Vous êtes sur le point d’acheter un terrain, mais ne savez pas s’il est constructible, ni quelles sont les précautions à prendre.
Pour gérer tout cela, quelques notions de droit de l’urbanisme sont nécessaires.
Droit de l’urbanisme : notions générales
Le droit de l’urbanisme est une branche du droit immobilier.
Il s’agit d’un droit public ayant pour but la conformité de l’aménagement du territoire aux objectifs de l’État.
On trouve les dispositions du droit de l’urbanisme au sein d’un code spécifique, le Code de l’urbanisme. On y trouve de nombreuses règles, portant aussi bien sur les normes de construction que sur la préservation des espaces naturels protégés.
Le droit de l’urbanisme répond à un objectif spécifique d’organisation et de cohérence des aménagements effectués sur le territoire français.
L’article L. 101-1 du Code de l’urbanisme stipule que le territoire français est le patrimoine commun de la nation.
Il énonce également que l’administration et la gestion en incombe aux collectivités publiques, dans le respect des objectifs fixés par l’article L. 101-2 du Code de l’urbanisme.
Dans ce cadre, une politique de développement durable est privilégiée.
Parmi les objectifs fixés par l’article L. 101-2 du Code de l’urbanisme, on relève :
- une volonté d’équilibre entre les populations résidant dans les zones urbaines et rurales ;
- le renouvellement urbain, le développement urbain maîtrisé, la restructuration des espaces urbanisés, la revitalisation des centres urbains et ruraux ;
- une utilisation économe des espaces naturels, la préservation des espaces affectés aux activités agricoles et forestières et la protection des sites, des milieux et paysages naturels ;
- la sauvegarde des ensembles urbains et la protection, la conservation et la restauration du patrimoine culturel, etc.
Droit de l’urbanisme, schéma de cohérence territoriale et plan local d’urbanisme
Pour spatialiser et rationaliser les objectifs susvisés, la loi met en place un document nommé « plan local d’urbanisme ». Son contenu est déterminé par les articles L. 151-1 et suivants du Code de l’urbanisme.

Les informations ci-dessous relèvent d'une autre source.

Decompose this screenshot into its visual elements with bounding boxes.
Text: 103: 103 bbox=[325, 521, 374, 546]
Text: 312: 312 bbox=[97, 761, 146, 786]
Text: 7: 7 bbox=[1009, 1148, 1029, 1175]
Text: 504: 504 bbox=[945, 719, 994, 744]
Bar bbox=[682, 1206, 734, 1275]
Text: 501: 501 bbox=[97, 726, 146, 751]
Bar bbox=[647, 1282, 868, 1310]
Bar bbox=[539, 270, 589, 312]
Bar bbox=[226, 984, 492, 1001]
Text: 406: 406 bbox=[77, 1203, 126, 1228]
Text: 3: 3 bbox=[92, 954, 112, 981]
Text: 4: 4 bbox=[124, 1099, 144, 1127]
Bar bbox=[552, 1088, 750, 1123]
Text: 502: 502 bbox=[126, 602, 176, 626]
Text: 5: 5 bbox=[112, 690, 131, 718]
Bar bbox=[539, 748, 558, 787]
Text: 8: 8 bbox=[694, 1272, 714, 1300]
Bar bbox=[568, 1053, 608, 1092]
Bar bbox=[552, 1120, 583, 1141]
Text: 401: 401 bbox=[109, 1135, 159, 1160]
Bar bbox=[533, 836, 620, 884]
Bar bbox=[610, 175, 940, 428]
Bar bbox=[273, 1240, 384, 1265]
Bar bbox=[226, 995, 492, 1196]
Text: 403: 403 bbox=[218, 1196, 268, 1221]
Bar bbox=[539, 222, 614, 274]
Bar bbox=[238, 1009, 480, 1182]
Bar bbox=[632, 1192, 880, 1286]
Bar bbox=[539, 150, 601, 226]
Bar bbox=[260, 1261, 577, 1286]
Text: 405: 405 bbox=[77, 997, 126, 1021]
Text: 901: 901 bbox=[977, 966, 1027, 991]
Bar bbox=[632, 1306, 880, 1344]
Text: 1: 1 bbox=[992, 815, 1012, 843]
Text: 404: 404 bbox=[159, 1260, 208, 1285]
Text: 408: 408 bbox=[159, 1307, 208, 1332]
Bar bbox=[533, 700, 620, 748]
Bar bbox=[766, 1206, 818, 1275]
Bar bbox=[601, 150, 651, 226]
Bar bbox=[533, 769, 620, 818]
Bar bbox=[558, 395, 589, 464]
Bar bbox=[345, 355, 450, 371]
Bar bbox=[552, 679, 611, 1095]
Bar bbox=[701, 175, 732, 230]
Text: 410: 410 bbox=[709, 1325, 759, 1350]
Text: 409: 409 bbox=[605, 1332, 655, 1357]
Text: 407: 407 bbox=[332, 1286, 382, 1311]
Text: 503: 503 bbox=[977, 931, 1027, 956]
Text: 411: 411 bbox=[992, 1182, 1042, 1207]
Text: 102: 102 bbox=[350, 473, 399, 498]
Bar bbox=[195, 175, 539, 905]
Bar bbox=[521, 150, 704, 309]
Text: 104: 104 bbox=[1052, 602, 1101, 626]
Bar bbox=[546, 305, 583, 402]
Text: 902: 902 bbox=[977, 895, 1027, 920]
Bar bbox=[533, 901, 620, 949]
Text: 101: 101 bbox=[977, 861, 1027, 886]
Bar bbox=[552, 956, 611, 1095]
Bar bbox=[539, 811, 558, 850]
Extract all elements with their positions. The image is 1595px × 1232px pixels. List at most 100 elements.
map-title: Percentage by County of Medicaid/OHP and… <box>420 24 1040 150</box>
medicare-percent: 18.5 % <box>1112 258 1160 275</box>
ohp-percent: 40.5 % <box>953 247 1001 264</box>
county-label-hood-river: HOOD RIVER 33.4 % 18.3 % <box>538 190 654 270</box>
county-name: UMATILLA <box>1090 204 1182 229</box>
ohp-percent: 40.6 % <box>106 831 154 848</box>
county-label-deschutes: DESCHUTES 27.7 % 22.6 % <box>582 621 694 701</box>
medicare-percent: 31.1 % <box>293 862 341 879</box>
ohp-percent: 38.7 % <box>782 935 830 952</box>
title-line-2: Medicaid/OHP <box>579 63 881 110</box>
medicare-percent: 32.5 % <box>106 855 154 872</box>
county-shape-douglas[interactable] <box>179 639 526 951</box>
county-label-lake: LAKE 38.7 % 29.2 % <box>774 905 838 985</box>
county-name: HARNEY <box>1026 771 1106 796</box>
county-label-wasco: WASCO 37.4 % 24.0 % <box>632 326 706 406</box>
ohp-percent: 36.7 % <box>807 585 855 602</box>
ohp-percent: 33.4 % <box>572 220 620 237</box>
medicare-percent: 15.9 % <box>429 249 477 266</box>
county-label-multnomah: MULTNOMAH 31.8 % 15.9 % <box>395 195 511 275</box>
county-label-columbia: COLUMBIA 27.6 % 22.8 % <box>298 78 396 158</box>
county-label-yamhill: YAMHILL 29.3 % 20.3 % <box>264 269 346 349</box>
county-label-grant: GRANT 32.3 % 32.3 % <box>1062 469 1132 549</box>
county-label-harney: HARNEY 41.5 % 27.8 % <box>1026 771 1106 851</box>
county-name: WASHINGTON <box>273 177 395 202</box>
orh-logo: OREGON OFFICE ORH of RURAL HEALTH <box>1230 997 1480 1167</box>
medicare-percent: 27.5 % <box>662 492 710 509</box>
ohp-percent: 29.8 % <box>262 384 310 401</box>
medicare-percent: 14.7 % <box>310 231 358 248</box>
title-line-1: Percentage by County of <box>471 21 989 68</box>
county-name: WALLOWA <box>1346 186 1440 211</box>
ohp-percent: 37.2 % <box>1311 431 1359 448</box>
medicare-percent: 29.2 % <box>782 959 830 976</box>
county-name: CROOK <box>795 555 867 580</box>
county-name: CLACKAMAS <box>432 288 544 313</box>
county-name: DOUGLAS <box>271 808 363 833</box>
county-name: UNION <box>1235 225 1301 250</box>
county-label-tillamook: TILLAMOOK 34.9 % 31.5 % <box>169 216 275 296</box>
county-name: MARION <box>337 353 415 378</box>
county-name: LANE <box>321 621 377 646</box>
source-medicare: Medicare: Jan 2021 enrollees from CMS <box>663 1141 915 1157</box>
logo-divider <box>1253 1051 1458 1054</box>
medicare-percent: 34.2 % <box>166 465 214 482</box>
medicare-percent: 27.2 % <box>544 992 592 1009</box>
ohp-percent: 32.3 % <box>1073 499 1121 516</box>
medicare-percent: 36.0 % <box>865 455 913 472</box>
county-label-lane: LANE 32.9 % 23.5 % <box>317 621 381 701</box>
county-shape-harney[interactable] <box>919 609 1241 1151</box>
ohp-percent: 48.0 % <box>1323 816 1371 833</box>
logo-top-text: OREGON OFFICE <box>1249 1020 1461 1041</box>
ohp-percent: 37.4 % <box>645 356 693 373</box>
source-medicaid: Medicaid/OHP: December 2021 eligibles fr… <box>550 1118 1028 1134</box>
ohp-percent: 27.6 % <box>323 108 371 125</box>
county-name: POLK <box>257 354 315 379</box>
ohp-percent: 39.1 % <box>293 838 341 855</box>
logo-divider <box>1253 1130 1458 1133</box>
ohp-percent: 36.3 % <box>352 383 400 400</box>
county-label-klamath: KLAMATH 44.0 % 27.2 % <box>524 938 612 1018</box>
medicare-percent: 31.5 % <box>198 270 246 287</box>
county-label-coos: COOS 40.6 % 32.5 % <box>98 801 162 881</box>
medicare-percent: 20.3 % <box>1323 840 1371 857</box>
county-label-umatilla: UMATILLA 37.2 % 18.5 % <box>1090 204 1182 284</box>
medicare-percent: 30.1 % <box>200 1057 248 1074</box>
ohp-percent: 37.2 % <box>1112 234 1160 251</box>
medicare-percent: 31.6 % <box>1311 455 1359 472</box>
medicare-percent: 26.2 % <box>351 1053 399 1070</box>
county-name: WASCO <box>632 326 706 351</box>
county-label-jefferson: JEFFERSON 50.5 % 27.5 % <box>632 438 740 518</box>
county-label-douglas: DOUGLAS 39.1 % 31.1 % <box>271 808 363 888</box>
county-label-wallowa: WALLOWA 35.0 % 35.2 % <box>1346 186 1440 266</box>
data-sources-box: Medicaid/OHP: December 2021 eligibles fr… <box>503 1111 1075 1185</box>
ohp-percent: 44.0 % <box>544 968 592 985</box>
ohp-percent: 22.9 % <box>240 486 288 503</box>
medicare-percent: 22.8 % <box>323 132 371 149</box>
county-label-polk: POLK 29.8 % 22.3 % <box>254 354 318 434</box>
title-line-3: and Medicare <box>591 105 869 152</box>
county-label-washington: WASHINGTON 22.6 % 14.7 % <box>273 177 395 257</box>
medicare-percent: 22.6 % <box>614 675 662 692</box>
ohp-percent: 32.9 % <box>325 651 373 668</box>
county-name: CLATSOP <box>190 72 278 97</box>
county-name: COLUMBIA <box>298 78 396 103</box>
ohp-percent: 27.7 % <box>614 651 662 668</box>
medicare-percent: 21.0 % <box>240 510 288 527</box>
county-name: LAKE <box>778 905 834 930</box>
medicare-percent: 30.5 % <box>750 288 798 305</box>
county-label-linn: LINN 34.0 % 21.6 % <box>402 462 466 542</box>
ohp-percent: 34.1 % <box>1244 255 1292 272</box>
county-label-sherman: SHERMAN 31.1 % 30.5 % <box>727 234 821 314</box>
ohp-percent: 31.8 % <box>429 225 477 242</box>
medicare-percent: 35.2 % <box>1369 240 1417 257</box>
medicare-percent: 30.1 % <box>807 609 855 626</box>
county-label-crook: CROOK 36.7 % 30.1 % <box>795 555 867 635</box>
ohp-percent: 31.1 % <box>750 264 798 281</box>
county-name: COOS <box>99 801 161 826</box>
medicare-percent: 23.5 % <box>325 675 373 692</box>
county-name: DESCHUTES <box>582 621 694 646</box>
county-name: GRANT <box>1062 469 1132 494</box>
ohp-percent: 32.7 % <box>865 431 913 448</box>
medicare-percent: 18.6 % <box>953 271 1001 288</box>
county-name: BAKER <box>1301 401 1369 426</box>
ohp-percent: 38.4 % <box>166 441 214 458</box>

Dans cette même perspective, d’autres documents spécifiques ont été crées, les schémas de cohérence territoriale ou SCOT (articles L. 141-1 et suivants du Code de l’urbanisme).
Il s’agit de documents qui ont pour but de mettre en œuvre, à l’échelle de groupements de communes, d’une commune ou d’intercommunalités, le contenu des directives en ce qui concerne l’habitat, le paysage, l’implantation commerciale et l’environnement.
Ces éléments permettent de déterminer, par exemple, la nature du terrain concerné (constructible ou non). Ils imposent des normes de construction et des préconisations particulières. Ils renseignent également quant au caractère inondable ou non de la zone visée.
Règles de construction et de démolition en droit de l’urbanisme
Le Code de l’urbanisme comprend un livre IV entièrement consacré au régime applicable aux constructions, aménagements et démolitions.
On y trouve l’ensemble des règles afférentes aux autorisations qu’il faut obtenir pour toute construction.
La plupart des constructions sont soumises à l’obtention d’un permis de construire (article L. 421-1 du Code de l’urbanisme).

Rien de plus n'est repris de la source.